Warganet lalu beradu pendapat soal jumlah lauk dalam satu porsi makan orang Sumatera yang terbilang banyak.
Mengapa soto daging di jawa bagian tengah itu dagingnya cuma 4 iris? Lalu makanin lauk lain di depannya yang harganya 4x lipat harga sotonya? Orang Sumatera cem aku kenot rilet. Kami makan soto isian melimpah ruah. Titik! pic.twitter.com/8kAnr3GwRZ
— Laila Dimyati (@lailadimyati) September 6, 2021
Twit @melanieppuchino yang mengomentari twit Laila dengan menyebutkan ia sebagai orang Sumatera biasa makan lauk empat sampai lima jenis dalam sekali bersantap di rumah.

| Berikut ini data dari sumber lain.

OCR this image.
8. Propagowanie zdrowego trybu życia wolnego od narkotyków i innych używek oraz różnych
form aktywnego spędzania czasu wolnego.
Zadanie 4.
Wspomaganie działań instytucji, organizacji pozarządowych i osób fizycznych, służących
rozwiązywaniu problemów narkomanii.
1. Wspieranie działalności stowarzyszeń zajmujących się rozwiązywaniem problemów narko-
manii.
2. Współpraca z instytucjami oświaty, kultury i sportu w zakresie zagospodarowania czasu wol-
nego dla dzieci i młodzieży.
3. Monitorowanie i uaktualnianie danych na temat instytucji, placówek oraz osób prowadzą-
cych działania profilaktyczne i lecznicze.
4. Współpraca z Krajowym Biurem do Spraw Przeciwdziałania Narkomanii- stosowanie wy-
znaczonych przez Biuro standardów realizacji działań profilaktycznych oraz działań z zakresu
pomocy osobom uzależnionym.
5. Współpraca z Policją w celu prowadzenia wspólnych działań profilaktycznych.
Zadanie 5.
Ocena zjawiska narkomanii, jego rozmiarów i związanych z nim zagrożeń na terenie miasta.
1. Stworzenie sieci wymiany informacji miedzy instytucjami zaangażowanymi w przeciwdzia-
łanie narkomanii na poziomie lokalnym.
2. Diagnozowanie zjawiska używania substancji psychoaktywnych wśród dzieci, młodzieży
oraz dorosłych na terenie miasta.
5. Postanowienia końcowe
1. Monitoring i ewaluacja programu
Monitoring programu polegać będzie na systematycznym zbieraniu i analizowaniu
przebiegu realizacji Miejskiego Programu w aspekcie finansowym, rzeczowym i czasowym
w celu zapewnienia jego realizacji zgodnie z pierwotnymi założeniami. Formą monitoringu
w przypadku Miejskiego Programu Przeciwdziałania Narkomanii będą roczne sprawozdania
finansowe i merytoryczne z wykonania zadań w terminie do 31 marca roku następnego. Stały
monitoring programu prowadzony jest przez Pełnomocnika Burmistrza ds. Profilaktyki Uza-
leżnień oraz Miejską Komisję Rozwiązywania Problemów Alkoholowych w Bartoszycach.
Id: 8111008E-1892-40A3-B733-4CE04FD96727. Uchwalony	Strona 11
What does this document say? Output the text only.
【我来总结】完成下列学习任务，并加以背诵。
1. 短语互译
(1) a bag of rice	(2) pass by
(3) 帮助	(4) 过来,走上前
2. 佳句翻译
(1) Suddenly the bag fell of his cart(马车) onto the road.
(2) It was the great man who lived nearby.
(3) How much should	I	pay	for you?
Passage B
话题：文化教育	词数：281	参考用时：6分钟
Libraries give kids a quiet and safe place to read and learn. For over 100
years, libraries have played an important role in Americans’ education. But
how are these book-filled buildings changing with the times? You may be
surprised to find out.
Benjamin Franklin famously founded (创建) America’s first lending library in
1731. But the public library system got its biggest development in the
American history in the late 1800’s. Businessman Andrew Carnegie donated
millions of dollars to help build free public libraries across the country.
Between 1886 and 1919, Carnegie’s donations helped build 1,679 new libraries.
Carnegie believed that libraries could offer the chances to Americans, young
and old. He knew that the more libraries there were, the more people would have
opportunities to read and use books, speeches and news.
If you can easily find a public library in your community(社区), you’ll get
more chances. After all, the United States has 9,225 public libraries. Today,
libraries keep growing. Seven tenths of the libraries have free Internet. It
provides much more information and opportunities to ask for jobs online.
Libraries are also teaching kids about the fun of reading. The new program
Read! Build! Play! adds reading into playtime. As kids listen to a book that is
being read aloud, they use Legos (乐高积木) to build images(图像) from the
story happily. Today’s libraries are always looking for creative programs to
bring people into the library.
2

Ia juga mengaku sempat gegar budaya saat pindah ke Jawa karena budaya makan yang berbeda dan sampai delapan tahun tinggal di Jakarta masih berusaha menyesuaikan budaya makan di Jawa.
Perdebatan ini semakin memanas dan beralih menjadi perbandingan jumlah lauk yang disantap orang Sumatera sekali makan dengan jumlah lauk di Jawa.
Banyak pula netizen yang tidak setuju dengan cuitan tersebut. Sebagian membeberkan fakta bahwa tak semua orang Sumatera menyantap banyak lauk dalam sekali makan.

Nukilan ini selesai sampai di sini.